Among the bright spots in last week’s Minnesota unemployment report is the state’s manufacturing sector, which gained 1,200 jobs.
Currently, about 300,000 people work in Minnesota’s manufacturing sector. But since the start of the Great Recession at the end of 2007, manufacturing employment here has fallen almost 13 percent — 43,000 jobs lost. More than one-third of the total jobs lost in Minnesota during that time have come from the manufacturing sector.
But all is not bad news.
Minnesota has seen a pickup in manufacturing employment in recent months. Since a low point in January 2010, the sector has grown by more than 13,000 jobs. And just recently, a Minnesota manufacturing icon, Fairbault Woolen Mill, reopened its doors after a two-year hiatus.
Is manufacturing making a comeback?
Vickie Parks, program manager at the Manufacturers Alliance, a networking organization made up primarily of smaller Minnesota manufacturers, said several member companies are beginning to report strong revenue growth, as much as 30 percent. “Oh my gosh! They’re just flying!” she exclaimed, reporting that sentiment is positive as members “are feeling better” about the economy.
Some companies that had cut back on hours of production employees “are back to where they were before” the recession, she said. The rebound does not appear to be limited to a particular industry or segment, she added, but is seen across several sectors.
She cited examples of growing companies making display shelving for Target Corp. as well as component suppliers for medical device giants Medtronic and St. Jude Medical.
Parks said several are planning to add employees but face a challenge in finding qualified applicants. The Alliance website currently lists about four-dozen job openings around the state.
Manufacturing sector wages average about $56,000 a year, nearly 20 percent higher than average wages of all workers in Minnesota, according to the Bureau of Labor Statistics. With the earlier job losses in the sector, almost $1.4 billion in annual wages have come out of Minnesota’s economy as a result.
At the same time, exports of Minnesota manufactured products have set records in recent quarters.

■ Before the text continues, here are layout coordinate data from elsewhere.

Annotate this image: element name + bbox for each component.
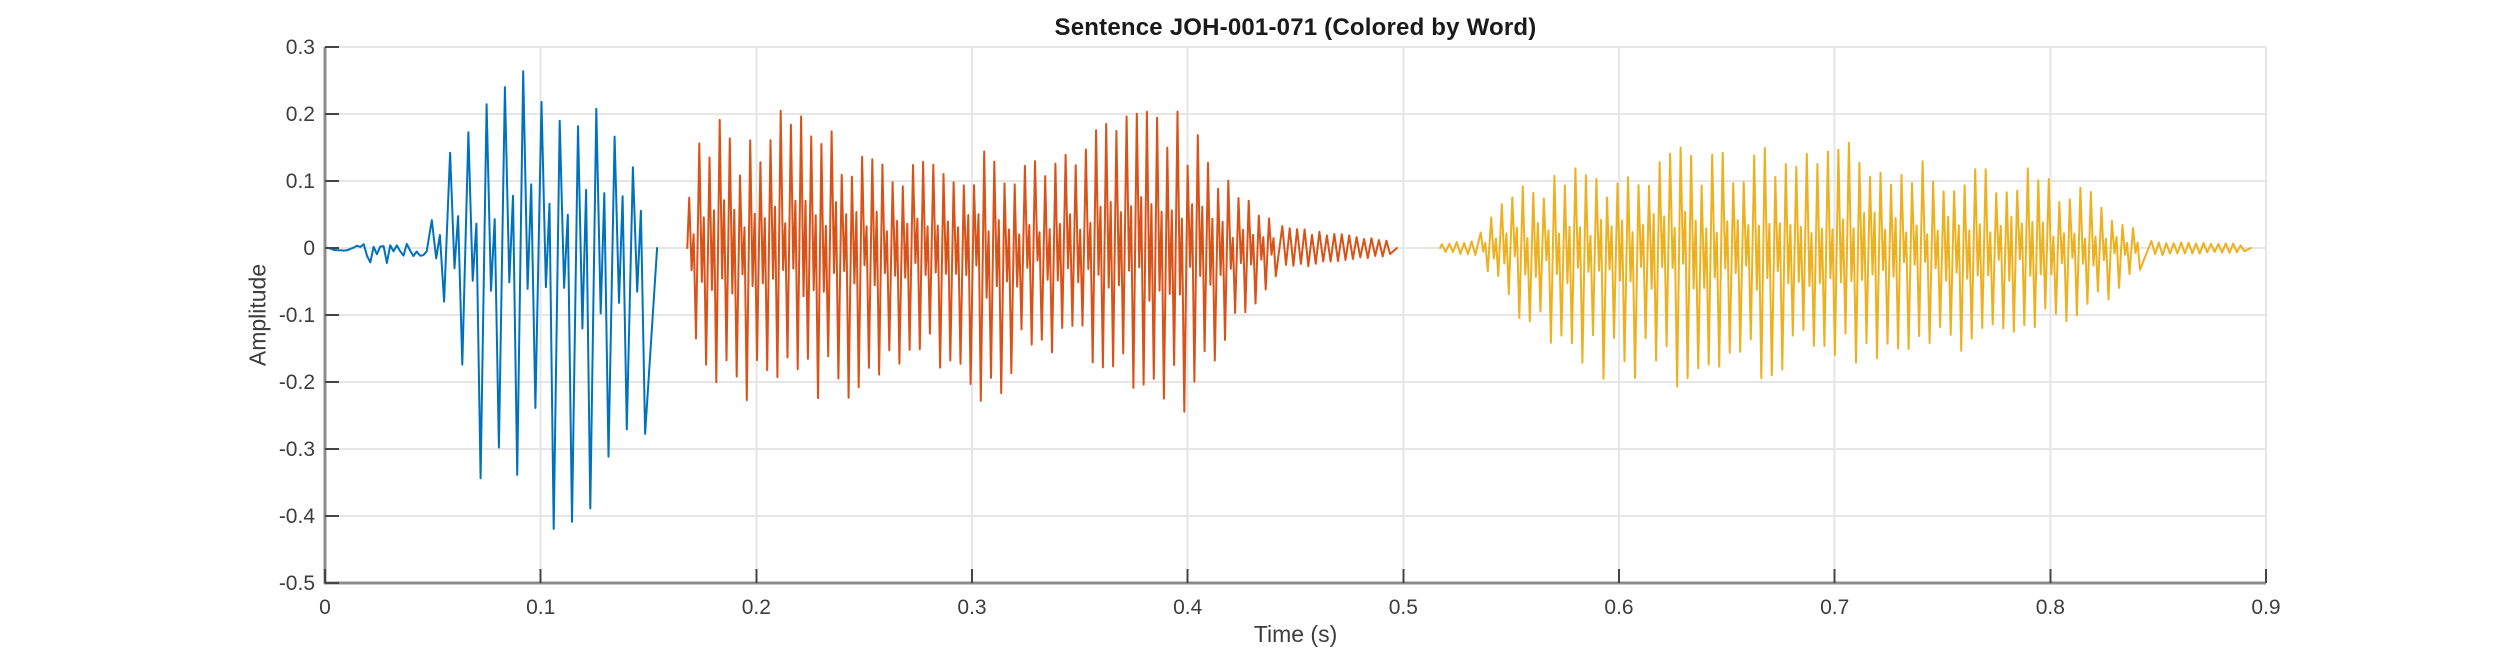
x-tick-label: 0.6 <box>1604 596 1633 619</box>
y-tick-label: 0.3 <box>286 36 315 59</box>
y-tick-label: -0.4 <box>279 505 316 528</box>
y-tick-label: 0.1 <box>286 170 315 193</box>
waveform-word-3 <box>1439 141 2252 388</box>
x-tick-label: 0.1 <box>526 596 555 619</box>
x-tick-label: 0.4 <box>1173 596 1203 619</box>
x-tick-label: 0.5 <box>1389 596 1418 619</box>
waveform-word-1 <box>326 70 659 530</box>
y-tick-label: 0.2 <box>286 103 315 126</box>
x-tick-label: 0.3 <box>957 596 986 619</box>
y-tick-label: -0.1 <box>279 304 315 327</box>
x-tick-label: 0.2 <box>742 596 771 619</box>
y-tick-label: -0.2 <box>279 371 315 394</box>
y-tick-label: -0.5 <box>279 572 315 595</box>
x-tick-label: 0.7 <box>1820 596 1849 619</box>
x-tick-label: 0.8 <box>2036 596 2065 619</box>
x-tick-label: 0.9 <box>2251 596 2280 619</box>
x-axis-label: Time (s) <box>1253 621 1338 647</box>
waveform-word-2 <box>686 109 1398 413</box>
x-tick-label: 0 <box>319 596 331 619</box>
y-tick-label: -0.3 <box>279 438 315 461</box>
chart-title: Sentence JOH-001-071 (Colored by Word) <box>1054 14 1537 41</box>
y-tick-label: 0 <box>303 237 315 260</box>
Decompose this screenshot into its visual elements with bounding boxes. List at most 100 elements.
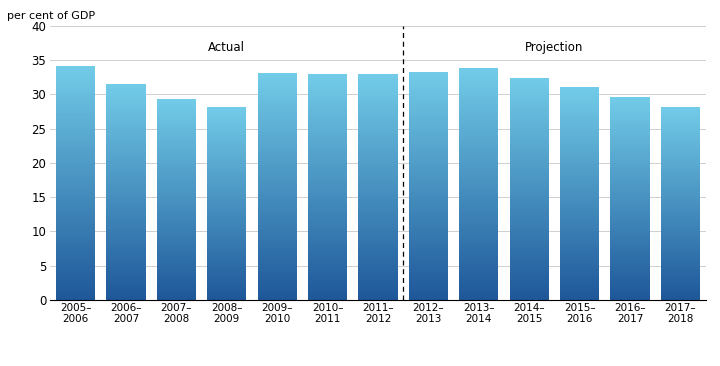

The most recent data from the Minnesota Department of Employment and Economic Development showed that exports of agricultural, mining and manufactured products from Minnesota continue to set records, growing 12 percent to $5.3 billion in Q2. Minnesota’s rate of export growth, however, has consistently lagged the overall growth rate of U.S. exports. This quarter was no exception, with a national export growth rate of 18 percent, 6 points higher than Minnesota.
Two recent national surveys reveal cautious optimism among manufacturing executives at both large and small firms, but with different takes on the U.S. economy and hiring plans.
Accounting firm PWC, which surveyed 60 senior executives at large U.S.-based manufacturers (average revenue of $3.4 billion) in a quarterly survey, found 90 percent expect revenue growth averaging 6.5 percent in the coming year. That’s up from 73 percent of respondents a year ago who expected growth averaging 6 percent.
The executives have mixed views of the overall U.S. economy, though, with 48 percent optimistic, 45 percent uncertain and 7 percent pessimistic. While their level of optimism has eroded since the end of last year, manufacturers’ sentiment is 10 points higher than their take toward the global economy (38 percent optimistic, 55 percent uncertain and 7 percent pessimistic).
Slightly more than half of the companies surveyed by PWC expect to hire additional workers in the coming year, but only modestly so, adding 0.3 percent to the total workforce.
Biggest worry: energy prices
Seventy percent say rising oil and energy prices are the biggest potential barriers to growth, while 60 percent also cite legislative/regulatory pressures and 53 percent taxation policy, all concerns that have increased from the first quarter survey. Forty percent cited “lack of demand” as a risk factor that may block growth, the lowest level over the past year.
In a separate survey, 44 percent of smaller manufacturing company executives describe their business as “thriving and growing,” up from only 9 percent in 2009 and 24 percent last year. The survey, by the accounting firm RSM McGladrey, reports that only 3 percent describe their business as “declining,” compared with 39 percent at the depths of the recession in 2009 and 10 percent last year.
Eighty percent of them expect U.S. sales to increase, and 70 percent expect foreign sales growth. Also, 56 percent expect to hire additional workers, increasing their workforce by an average of 7 percent in the coming year.
This comes in spite of 60 percent reporting pessimism about the U.S. economy, up from 38 percent in the spring survey. On the global economy, 64 percent are pessimistic, up from 50 percent in spring.
Major factors cited include the political impasse in Washington over the nation’s fiscal and budget problems, rising commodity prices and concern over the European debt crisis. Only 28 percent are pessimistic about emerging markets, however.